Au sommaire de l'entretien avec Jérôme Stubler (cliquez sur les liens pour accéder directement à la partie qui vous intéresse)

Grand Paris Express : l’agenda et le méga-lot

Grand Paris Express : management et formation

Grand paris Express : le défi technique

Vinci Construction : conjoncture

Vinci Construction : l’international

Vinci Construction : quid de l’A45 et du contournement de Strasbourg ?

Le gouvernement semble vouloir préserver le schéma d’ensemble du Grand Paris Express. En revanche sa réalisation pourrait être étalée dans le temps. Qu’en pensez-vous ?

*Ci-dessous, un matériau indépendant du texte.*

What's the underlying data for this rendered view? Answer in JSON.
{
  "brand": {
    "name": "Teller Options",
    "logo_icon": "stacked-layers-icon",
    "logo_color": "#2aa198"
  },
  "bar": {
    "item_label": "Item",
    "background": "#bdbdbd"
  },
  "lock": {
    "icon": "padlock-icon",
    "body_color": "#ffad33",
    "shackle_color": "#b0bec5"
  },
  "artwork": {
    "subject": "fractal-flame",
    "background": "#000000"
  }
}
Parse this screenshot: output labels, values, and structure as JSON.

Jérôme Stubler : Tous les plannings tels qu’ils ont été prévus sont à la fois réalistes et bien conçus. Le projet du Grand Paris Express est étudié depuis longtemps, un travail de fond a été mené. Les appels d’offres ont été précédés de deux ans d’études d’avant-projet sommaire. Ils sont très précis en termes de technique, de délais, de faisabilité…  Les dossiers sont donc très bien ficelés, avec des plannings tenables et surtout, ce qui est remarquable, des plannings tenus à ce stade. Je ne me souviens pas, même au grand international, de projets tenus avec une telle précision.

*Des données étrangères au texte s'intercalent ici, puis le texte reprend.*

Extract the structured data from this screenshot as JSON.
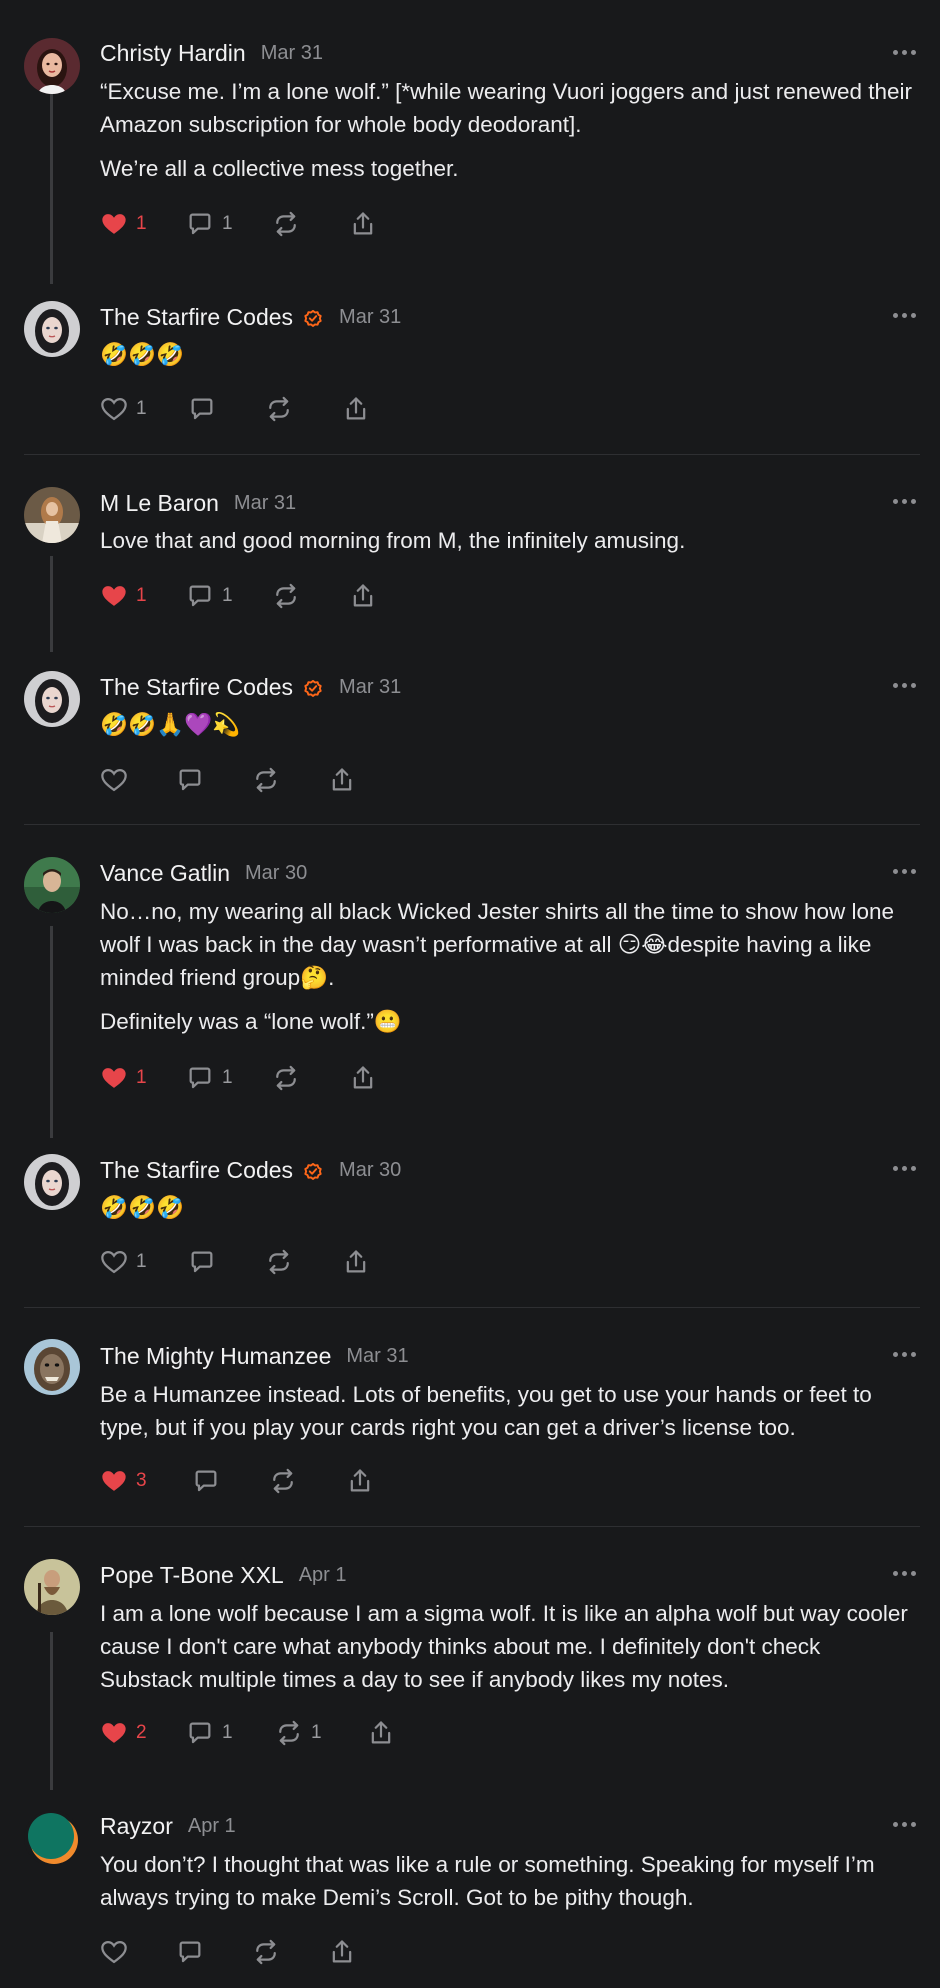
{
  "posts": [
    {
      "author": "Christy Hardin",
      "date": "Mar 31",
      "verified": false,
      "paragraphs": [
        "“Excuse me. I’m a lone wolf.” [*while wearing Vuori joggers and just renewed their Amazon subscription for whole body deodorant].",
        "We’re all a collective mess together."
      ],
      "likes": "1",
      "liked": true,
      "comments": "1",
      "restacks": ""
    },
    {
      "author": "The Starfire Codes",
      "date": "Mar 31",
      "verified": true,
      "paragraphs": [
        "🤣🤣🤣"
      ],
      "likes": "1",
      "liked": false,
      "comments": "",
      "restacks": ""
    },
    {
      "author": "M Le Baron",
      "date": "Mar 31",
      "verified": false,
      "paragraphs": [
        "Love that and good morning from M, the infinitely amusing."
      ],
      "likes": "1",
      "liked": true,
      "comments": "1",
      "restacks": ""
    },
    {
      "author": "The Starfire Codes",
      "date": "Mar 31",
      "verified": true,
      "paragraphs": [
        "🤣🤣🙏💜💫"
      ],
      "likes": "",
      "liked": false,
      "comments": "",
      "restacks": ""
    },
    {
      "author": "Vance Gatlin",
      "date": "Mar 30",
      "verified": false,
      "paragraphs": [
        "No…no, my wearing all black Wicked Jester shirts all the time to show how lone wolf I was back in the day wasn’t performative at all 😏😂despite having a like minded friend group🤔.",
        "Definitely was a “lone wolf.”😬"
      ],
      "likes": "1",
      "liked": true,
      "comments": "1",
      "restacks": ""
    },
    {
      "author": "The Starfire Codes",
      "date": "Mar 30",
      "verified": true,
      "paragraphs": [
        "🤣🤣🤣"
      ],
      "likes": "1",
      "liked": false,
      "comments": "",
      "restacks": ""
    },
    {
      "author": "The Mighty Humanzee",
      "date": "Mar 31",
      "verified": false,
      "paragraphs": [
        "Be a Humanzee instead. Lots of benefits, you get to use your hands or feet to type, but if you play your cards right you can get a driver’s license too."
      ],
      "likes": "3",
      "liked": true,
      "comments": "",
      "restacks": ""
    },
    {
      "author": "Pope T-Bone XXL",
      "date": "Apr 1",
      "verified": false,
      "paragraphs": [
        "I am a lone wolf because I am a sigma wolf. It is like an alpha wolf but way cooler cause I don't care what anybody thinks about me. I definitely don't check Substack multiple times a day to see if anybody likes my notes."
      ],
      "likes": "2",
      "liked": true,
      "comments": "1",
      "restacks": "1"
    },
    {
      "author": "Rayzor",
      "date": "Apr 1",
      "verified": false,
      "paragraphs": [
        "You don’t? I thought that was like a rule or something. Speaking for myself I’m always trying to make Demi’s Scroll. Got to be pithy though."
      ],
      "likes": "",
      "liked": false,
      "comments": "",
      "restacks": ""
    }
  ],
  "icons": {
    "like": "heart-icon",
    "comment": "comment-icon",
    "restack": "restack-icon",
    "share": "share-icon",
    "more": "more-icon",
    "verified": "verified-check-icon"
  },
  "colors": {
    "background": "#18191b",
    "liked": "#e7454a",
    "accent": "#ff6719",
    "muted": "#8d8e92"
  }
}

Qu’en est-il du « méga-lot » 16-1 ?

J.S : La Société du Grand Paris devrait attribuer ce lot en décembre. Contrairement à certaines informations parues dans la presse, nous n’aurons pas besoin d’accélérer les travaux de ce tronçon pour être à l’heure des Jeux olympiques Paris 2024. Tous les plannings d’origine sont compatibles avec une livraison à fin 2023.

Comment Vinci Construction s’est-il organisé pour réaliser les études d’exécution ?

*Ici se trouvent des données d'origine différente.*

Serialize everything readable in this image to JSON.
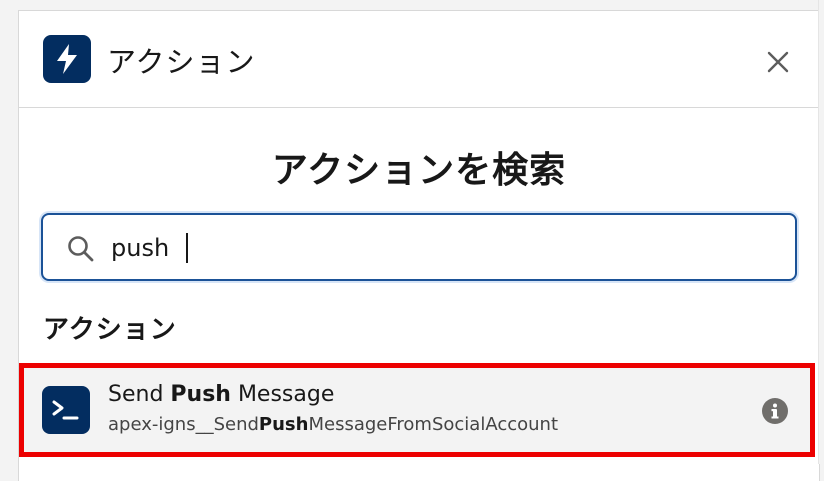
{
  "header": {
    "icon": "lightning-bolt-icon",
    "title": "アクション",
    "close_icon": "close-icon"
  },
  "search": {
    "heading": "アクションを検索",
    "value": "push",
    "placeholder": ""
  },
  "results": {
    "section_label": "アクション",
    "items": [
      {
        "icon": "apex-terminal-icon",
        "title_pre": "Send ",
        "title_bold": "Push",
        "title_post": " Message",
        "sub_pre": "apex-igns__Send",
        "sub_bold": "Push",
        "sub_post": "MessageFromSocialAccount",
        "info_icon": "info-icon",
        "highlighted": true
      }
    ]
  },
  "colors": {
    "brand": "#032d60",
    "focus_border": "#1b5297",
    "highlight": "#ec0000"
  }
}
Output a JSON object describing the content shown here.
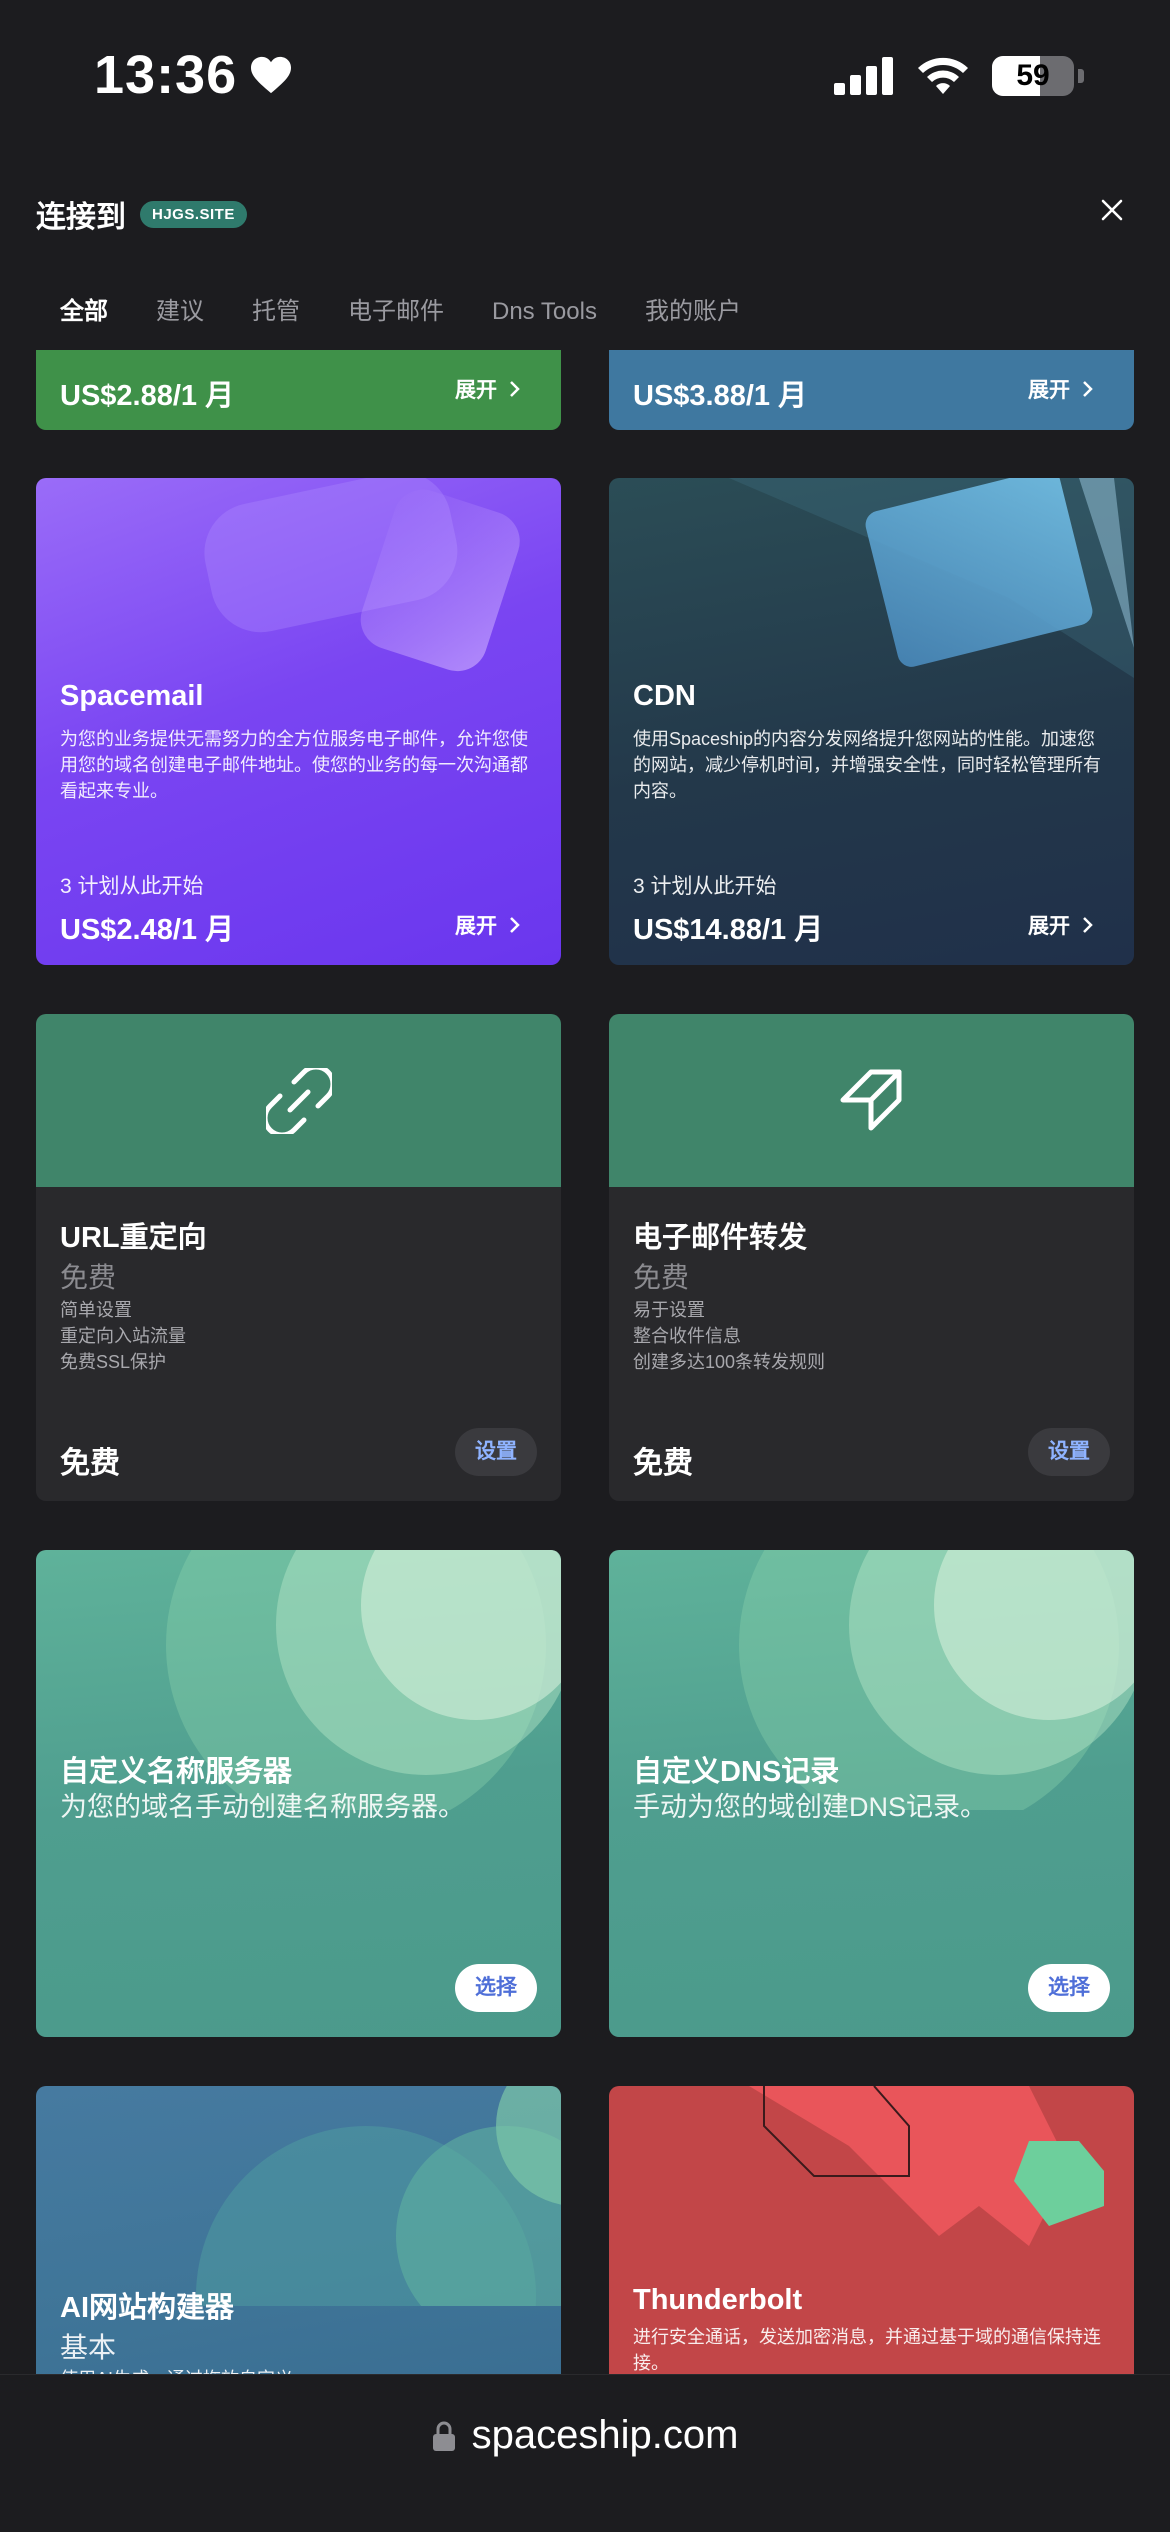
{
  "status_bar": {
    "time": "13:36",
    "battery": "59",
    "battery_level": 0.59
  },
  "header": {
    "title": "连接到",
    "domain_badge": "HJGS.SITE",
    "tabs": [
      "全部",
      "建议",
      "托管",
      "电子邮件",
      "Dns Tools",
      "我的账户"
    ],
    "active_tab": 0
  },
  "cards": {
    "top_left": {
      "price": "US$2.88/1 月",
      "expand": "展开",
      "color": "#3f9149"
    },
    "top_right": {
      "price": "US$3.88/1 月",
      "expand": "展开",
      "color": "#3f78a0"
    },
    "spacemail": {
      "title": "Spacemail",
      "desc": "为您的业务提供无需努力的全方位服务电子邮件，允许您使用您的域名创建电子邮件地址。使您的业务的每一次沟通都看起来专业。",
      "plans": "3 计划从此开始",
      "price": "US$2.48/1 月",
      "expand": "展开",
      "color": "#7a45f2"
    },
    "cdn": {
      "title": "CDN",
      "desc": "使用Spaceship的内容分发网络提升您网站的性能。加速您的网站，减少停机时间，并增强安全性，同时轻松管理所有内容。",
      "plans": "3 计划从此开始",
      "price": "US$14.88/1 月",
      "expand": "展开",
      "color": "#23384a"
    },
    "url_redirect": {
      "title": "URL重定向",
      "sub": "免费",
      "features": [
        "简单设置",
        "重定向入站流量",
        "免费SSL保护"
      ],
      "price": "免费",
      "button": "设置"
    },
    "email_forward": {
      "title": "电子邮件转发",
      "sub": "免费",
      "features": [
        "易于设置",
        "整合收件信息",
        "创建多达100条转发规则"
      ],
      "price": "免费",
      "button": "设置"
    },
    "custom_ns": {
      "title": "自定义名称服务器",
      "desc": "为您的域名手动创建名称服务器。",
      "button": "选择"
    },
    "custom_dns": {
      "title": "自定义DNS记录",
      "desc": "手动为您的域创建DNS记录。",
      "button": "选择"
    },
    "ai_builder": {
      "title": "AI网站构建器",
      "sub": "基本",
      "desc": "使用AI生成，通过拖放自定义"
    },
    "thunderbolt": {
      "title": "Thunderbolt",
      "desc": "进行安全通话，发送加密消息，并通过基于域的通信保持连接。"
    }
  },
  "url_bar": {
    "url": "spaceship.com"
  }
}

J.S : Elles sont réalisées en grande partie en interne, sur la base des dossiers d’appels d’offres qui, comme je l’ai déjà indiqué, sont de grande qualité. Les travaux géotechniques présentent une particularité : les entreprises travaillent avec une connaissance extrêmement partielle du terrain, malgré les sondages géotechniques. La connaissance du sol progresse au fur et à mesure du chantier. Il faut donc observer et être en mesure de réagir quasiment en temps réel sur la conception. C’est ce que nous appelons la "méthode observationnelle". Elle nécessite une boucle très courte entre la conception et la réalisation. Les entreprises hexagonales sont habituées à cette méthode dont la France est un des précurseurs.

Comment se former à cette méthode observationnelle ?

J.S : Nous avons créé une école de formation interne : l’école de « La ville sous la ville ». La formation porte sur cette méthode et vise, à ce jour, principalement l’encadrement et le management. Chacun doit comprendre ce que signifie, dans son métier, observer, mesurer, comprendre les pressions de la terre, de l’eau, les mouvements de la structure, des bâtiments adjacents… et être capable de réagir en conséquence… La première promotion a démarré en juillet. Une introduction à la formation est développée en e-learning, accessible à tous les collaborateurs. Nous serions heureux d'ouvrir cette formation à nos clients et à nos maîtres d’œuvre. Nous considérons que si toutes les équipes partagent la même compréhension du sujet, elles auront une plus grande capacité à le traiter.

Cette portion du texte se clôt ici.